The next threat
- 20 Dec 07, 12:10 PM
Whoops.
Yesterday's decision by to downgrade the credit rating of one specialised bond insurer, place four others on "negative outlook" and one more on a downgrade review, is bleak news.
These insurers underpin the prices of trillions of dollars of bonds, both plain vanilla municipal bonds and the concocted CDO variety.
They insure the bonds so that they are classed as AAA rated and more or less of the same quality as the best sovereign debt.
This allows the most risk-averse investment institutions – certain pension funds, banks and other collective investment funds – to buy them.
So if the bond-insurers’ own respective ratings were downgraded, there would be a knock-on to the rating of the bonds.
That would have two painful consequences.
It would lead to sharp falls in the prices of those bonds – forcing huge losses on their holders.
And it could also lead to forced sales of those bonds by institutions which for regulatory or contractual reasons are simply not allowed to hold lower quality bonds – precipitating a further downward spiral in bond prices.
The consequence would be a further serious erosion of banks’ capital and losses for those of us dependent on pension schemes and insurers for future retirement income.
Or to put it more starkly, the weakness of these specialised insurers – known as monolines – is a potential threat to the soundness of the global financial system, at a time when the confidence of banks and financial institutions is already at a low ebb.

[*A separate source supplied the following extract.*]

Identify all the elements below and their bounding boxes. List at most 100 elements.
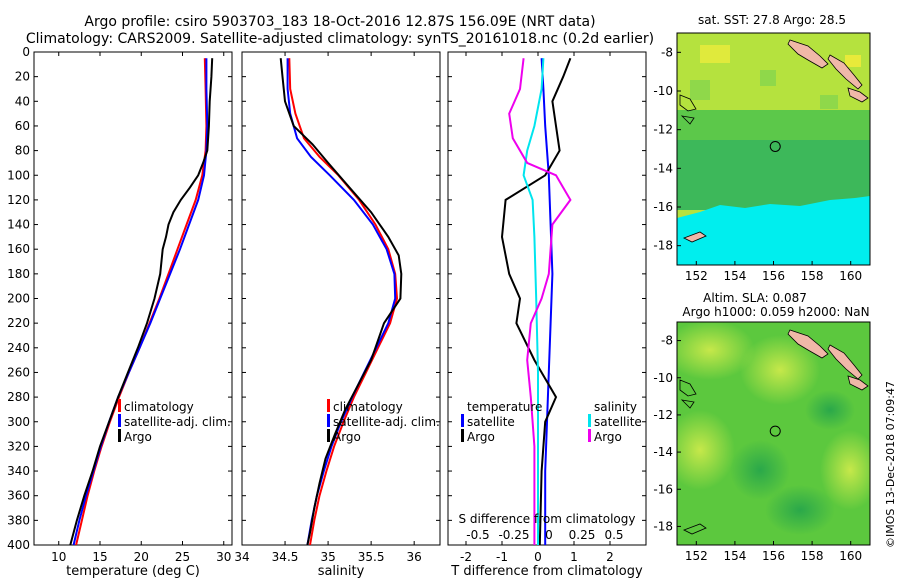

The weaker insurers are trying to raise new capital to prop up their credit ratings.
And it’s in the interest of banks and funds to supply this capital – since the cost to them of not doing so, in the form of a bond-market crash, would be devastating.
Reason dictates that a commercial solution will be found.
Bankers tell me they are confident the worst can be avoided.
But if the monolines can’t be recapitalised by the private sector, batten down the hatches and pray that the US Government will fill the breach.